Banana Strawberry Crisp Muffins

Yield: 12 Muffins


Crumble Ingredients

  • ¾ cup Erewhon Strawberry Crisp Cereal, lightly crushed by hand
  • 3 tablespoons unsalted butter, melted (can substitute nondairy butter)

Muffin Ingredients

  • 6 tablespoons unsalted butter, at room temperature (can substitute nondairy butter)
  • ½ cup sugar (can substitute ½ cup coconut palm sugar)
  • 1 large egg, at room temperature
  • ½ cup plain yogurt, at room temperature (can substitute nondairy yogurt)
  • 2 medium, ripe bananas, 1 mashed + 1 diced, divided
  • 1 ¼ cups all-purpose gluten-free flour
  • 2 teaspoons baking powder
  • ½ teaspoon xanthan gum (omit if your blend already contains it)
  • ¼ teaspoon kosher salt
  • 1 cup Erewhon Strawberry Crisp Cereal


Preheat your oven to 325°F. Grease or line a standard 12-cup muffin tin and set it aside.

Make the Crumble Topping

Separate out any large freeze-dried strawberries from the cereal, and set them aside in a small bowl. In a medium-sized bowl, combine the cereal flakes with the 3 tablespoons melted butter. Toss the cereal in the butter to coat. Place the bowl in the refrigerator to chill briefly.

Make the Muffin Batter

In the bowl of a stand mixer fitted with the paddle attachment (or a large bowl with a hand mixer), beat the butter and sugar until light and fluffy. Add the egg, yogurt, and mashed banana, mixing to combine well after each addition. In a separate small bowl, whisk the flour, baking powder, xanthan gum, and salt to combine well. Add the dry ingredients to the mixing bowl, and mix to combine. Add the diced banana and strawberry crisp cereal, and mix by hand to combine.

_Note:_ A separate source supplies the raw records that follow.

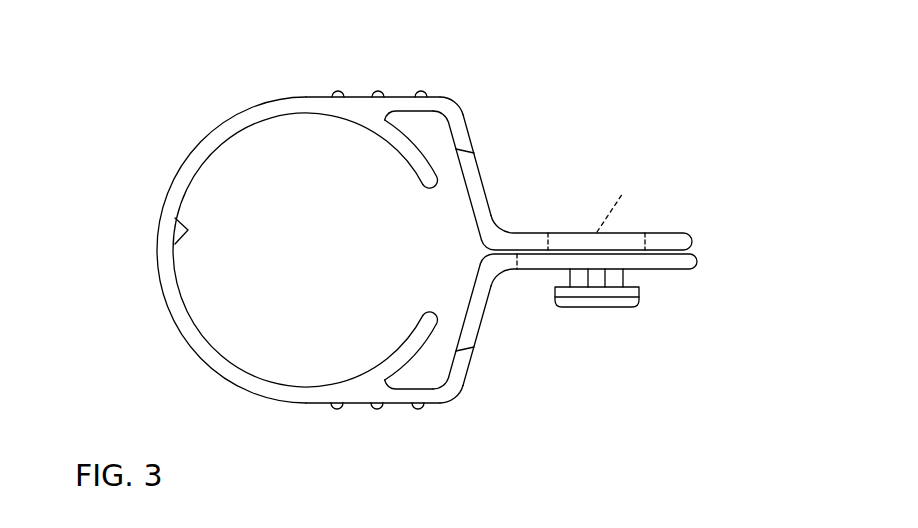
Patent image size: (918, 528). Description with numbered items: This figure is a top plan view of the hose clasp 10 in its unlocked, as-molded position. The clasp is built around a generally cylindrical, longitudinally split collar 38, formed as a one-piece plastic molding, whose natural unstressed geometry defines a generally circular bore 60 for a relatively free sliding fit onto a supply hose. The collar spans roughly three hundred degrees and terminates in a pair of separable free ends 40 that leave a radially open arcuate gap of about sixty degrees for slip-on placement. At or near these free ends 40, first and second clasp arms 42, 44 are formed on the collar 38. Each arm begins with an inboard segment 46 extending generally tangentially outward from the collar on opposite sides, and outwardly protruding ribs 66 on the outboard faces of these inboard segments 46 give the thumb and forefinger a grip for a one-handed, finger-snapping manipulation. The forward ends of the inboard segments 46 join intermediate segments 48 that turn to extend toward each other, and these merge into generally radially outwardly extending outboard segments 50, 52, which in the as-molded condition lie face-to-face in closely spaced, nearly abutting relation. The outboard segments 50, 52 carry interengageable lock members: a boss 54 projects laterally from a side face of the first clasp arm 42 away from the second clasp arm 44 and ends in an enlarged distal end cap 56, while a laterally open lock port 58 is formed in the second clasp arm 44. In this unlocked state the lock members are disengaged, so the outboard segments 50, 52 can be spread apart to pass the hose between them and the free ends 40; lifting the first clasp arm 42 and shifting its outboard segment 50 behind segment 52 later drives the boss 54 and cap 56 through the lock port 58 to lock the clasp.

The hose clasp 10 is at (177, 127).
The split collar 38 is at (205, 360).
The free ends 40 is at (424, 178).
The first clasp arm 42 is at (455, 397).
The second clasp arm 44 is at (467, 122).
The inboard segment 46 is at (402, 95).
The intermediate segment 48 is at (483, 190).
The outboard segment of first clasp arm 50 is at (698, 258).
The outboard segment of second clasp arm 52 is at (673, 233).
The boss 54 is at (623, 275).
The distal end cap 56 is at (628, 307).
The lock port 58 is at (624, 208).
The circular bore 60 is at (175, 218).
The ribs 66 is at (383, 94).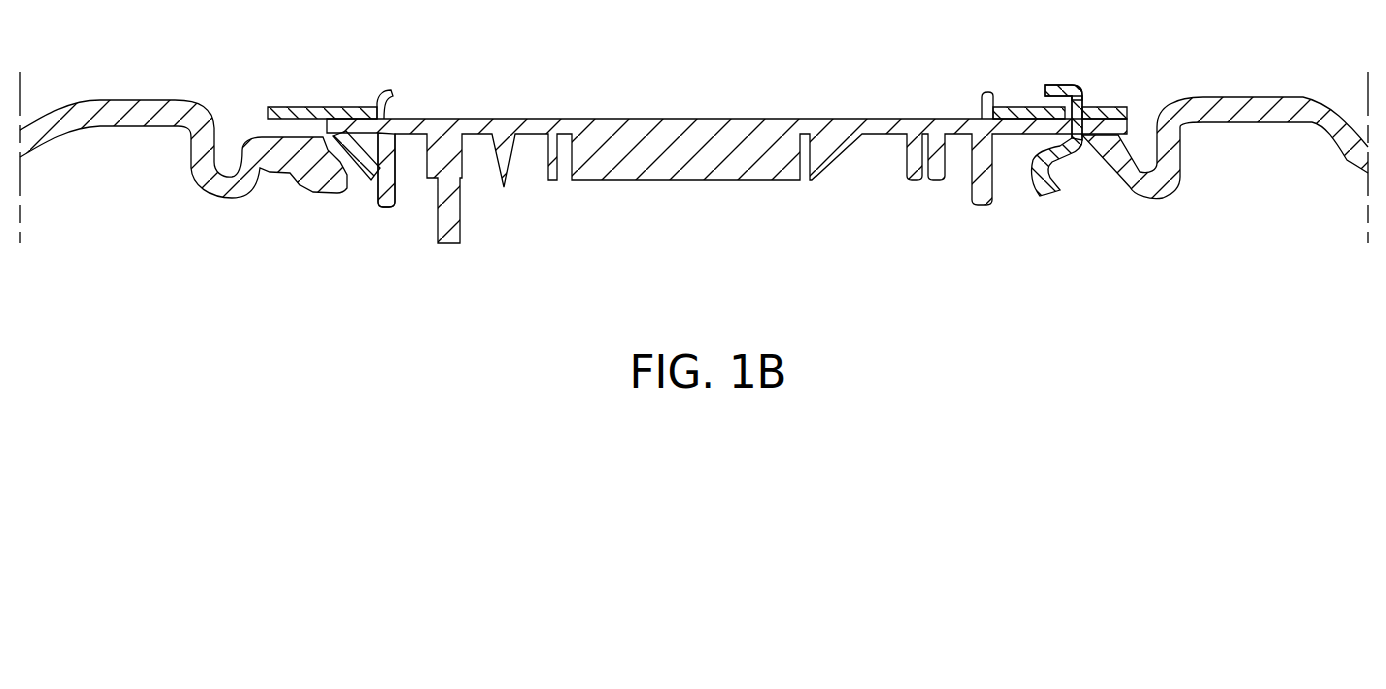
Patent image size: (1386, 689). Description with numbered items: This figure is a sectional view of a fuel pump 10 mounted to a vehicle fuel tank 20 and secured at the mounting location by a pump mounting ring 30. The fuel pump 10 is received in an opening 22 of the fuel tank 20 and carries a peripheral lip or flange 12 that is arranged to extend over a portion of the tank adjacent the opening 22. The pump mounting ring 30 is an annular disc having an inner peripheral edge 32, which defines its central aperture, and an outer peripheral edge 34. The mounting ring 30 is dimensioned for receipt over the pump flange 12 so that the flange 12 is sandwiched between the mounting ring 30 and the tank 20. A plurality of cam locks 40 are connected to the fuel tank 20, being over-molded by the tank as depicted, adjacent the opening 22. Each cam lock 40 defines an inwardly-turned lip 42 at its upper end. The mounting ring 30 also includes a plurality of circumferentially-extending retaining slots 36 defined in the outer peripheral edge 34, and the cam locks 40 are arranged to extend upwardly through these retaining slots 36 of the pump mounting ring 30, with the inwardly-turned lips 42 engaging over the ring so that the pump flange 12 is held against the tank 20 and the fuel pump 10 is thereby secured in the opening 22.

The fuel pump 10 is at (637, 118).
The peripheral lip or flange 12 is at (318, 118).
The vehicle fuel tank 20 is at (1263, 96).
The opening 22 is at (394, 160).
The pump mounting ring 30 is at (283, 106).
The inner peripheral edge 32 is at (985, 93).
The outer peripheral edge 34 is at (1128, 109).
The retaining slots 36 is at (1075, 103).
The cam locks 40 is at (1060, 88).
The inwardly-turned lip 42 is at (1050, 91).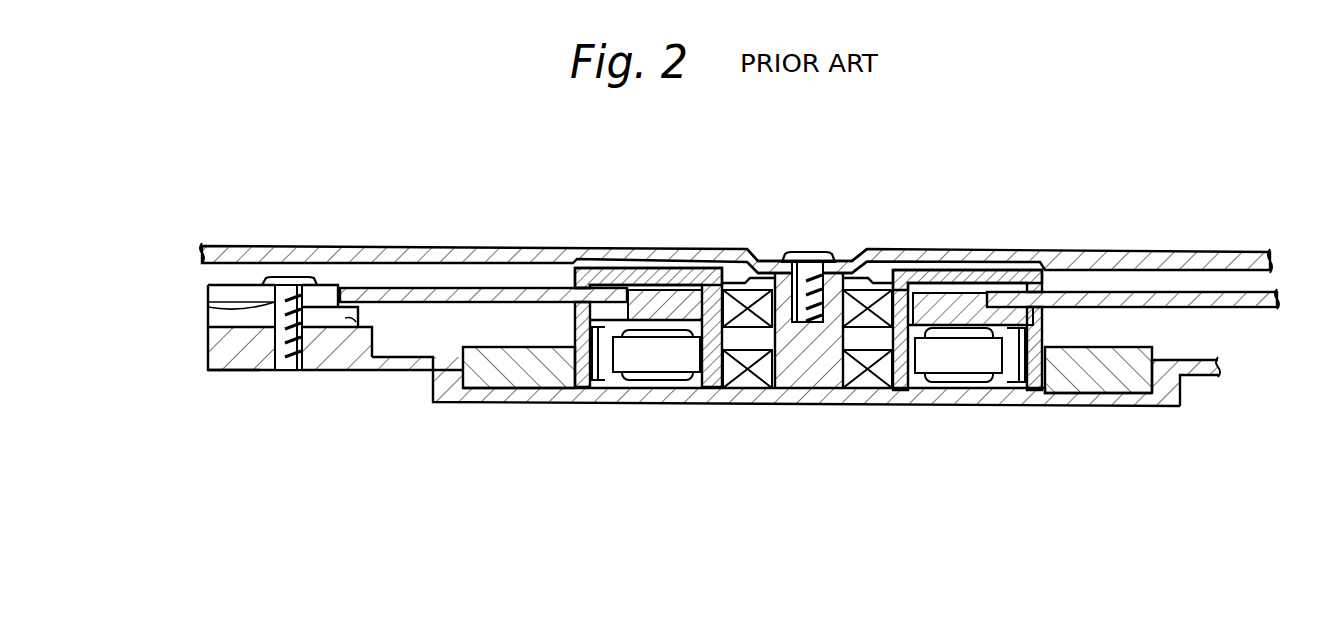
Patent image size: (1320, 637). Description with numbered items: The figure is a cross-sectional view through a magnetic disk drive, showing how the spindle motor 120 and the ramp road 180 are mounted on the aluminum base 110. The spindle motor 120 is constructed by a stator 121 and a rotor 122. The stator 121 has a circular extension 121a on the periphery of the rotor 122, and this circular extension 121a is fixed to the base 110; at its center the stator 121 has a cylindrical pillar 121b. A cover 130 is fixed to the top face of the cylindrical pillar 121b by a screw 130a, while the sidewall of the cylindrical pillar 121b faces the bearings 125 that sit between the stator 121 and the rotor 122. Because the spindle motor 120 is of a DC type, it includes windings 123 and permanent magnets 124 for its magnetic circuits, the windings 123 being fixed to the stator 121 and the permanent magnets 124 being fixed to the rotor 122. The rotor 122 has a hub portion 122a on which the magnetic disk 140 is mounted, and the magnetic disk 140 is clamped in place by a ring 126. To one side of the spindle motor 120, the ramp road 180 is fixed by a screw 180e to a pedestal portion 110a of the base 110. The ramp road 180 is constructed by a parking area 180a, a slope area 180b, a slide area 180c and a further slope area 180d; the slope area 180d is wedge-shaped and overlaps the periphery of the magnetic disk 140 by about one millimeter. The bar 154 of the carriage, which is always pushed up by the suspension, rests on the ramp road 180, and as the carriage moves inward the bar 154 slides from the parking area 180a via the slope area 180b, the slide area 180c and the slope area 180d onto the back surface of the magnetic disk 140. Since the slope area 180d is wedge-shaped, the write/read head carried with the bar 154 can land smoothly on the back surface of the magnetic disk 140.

The base 110 is at (739, 421).
The pedestal portion 110a is at (222, 406).
The spindle motor 120 is at (776, 366).
The stator 121 is at (807, 387).
The circular extension 121a is at (528, 378).
The cylindrical pillar 121b is at (835, 283).
The rotor 122 is at (680, 305).
The hub portion 122a is at (600, 282).
The windings 123 is at (660, 355).
The permanent magnets 124 is at (811, 393).
The bearings 125 is at (743, 378).
The ring 126 is at (656, 288).
The cover 130 is at (510, 248).
The screw 130a is at (808, 255).
The magnetic disk 140 is at (454, 290).
The bar 154 is at (352, 318).
The ramp road 180 is at (293, 283).
The parking area 180a is at (218, 302).
The slope area 180b is at (244, 306).
The slide area 180c is at (352, 323).
The slope area 180d is at (337, 303).
The screw 180e is at (285, 371).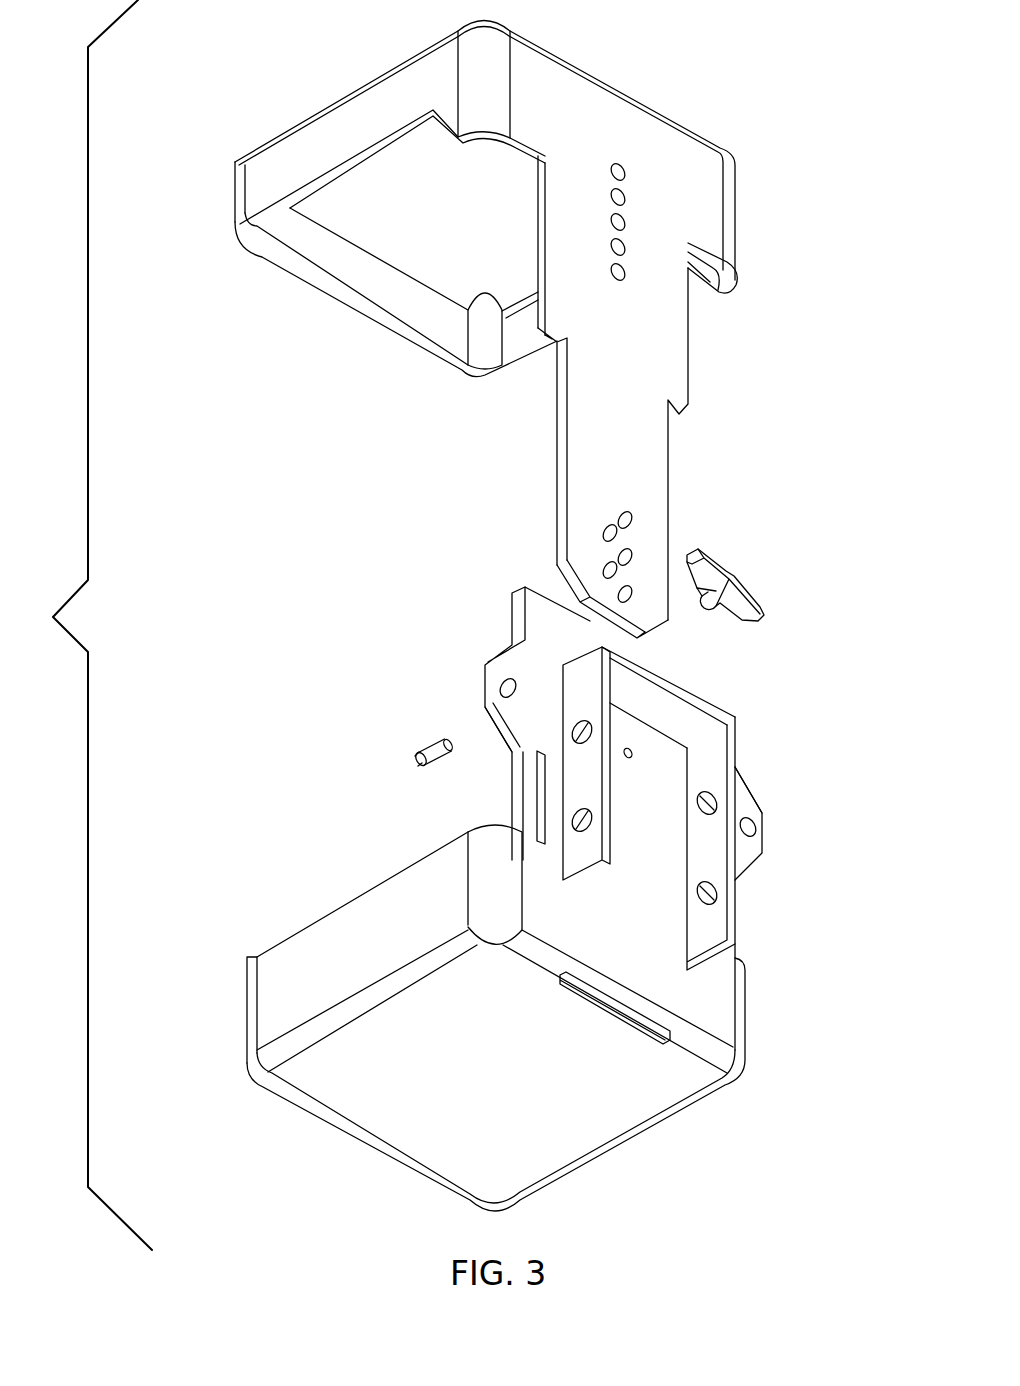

Fill the prepared wells of the muffin tin about ¾ of the way full with the muffin batter. With wet fingers, press down gently on the batter to smooth the top in each well. Remove the crumble topping from the refrigerator, and sprinkle it evenly over the tops of the muffin batter. Press gently but firmly on the topping to secure it in the batter.

Place the muffin tin in the center of the preheated oven and bake for 17 minutes. Remove from the oven, scatter the reserved freeze-dried strawberries from the crumble topping evenly over all of the muffins and press down gently. Return the tin to the oven and continue to bake for another 5 to 8 minutes, or until a toothpick inserted in the center of the muffins comes out mostly clean, with a few moist crumbs attached. Remove the muffins from the oven and allow to cool for at least 10 minutes before transferring to a wire rack to cool completely and serve.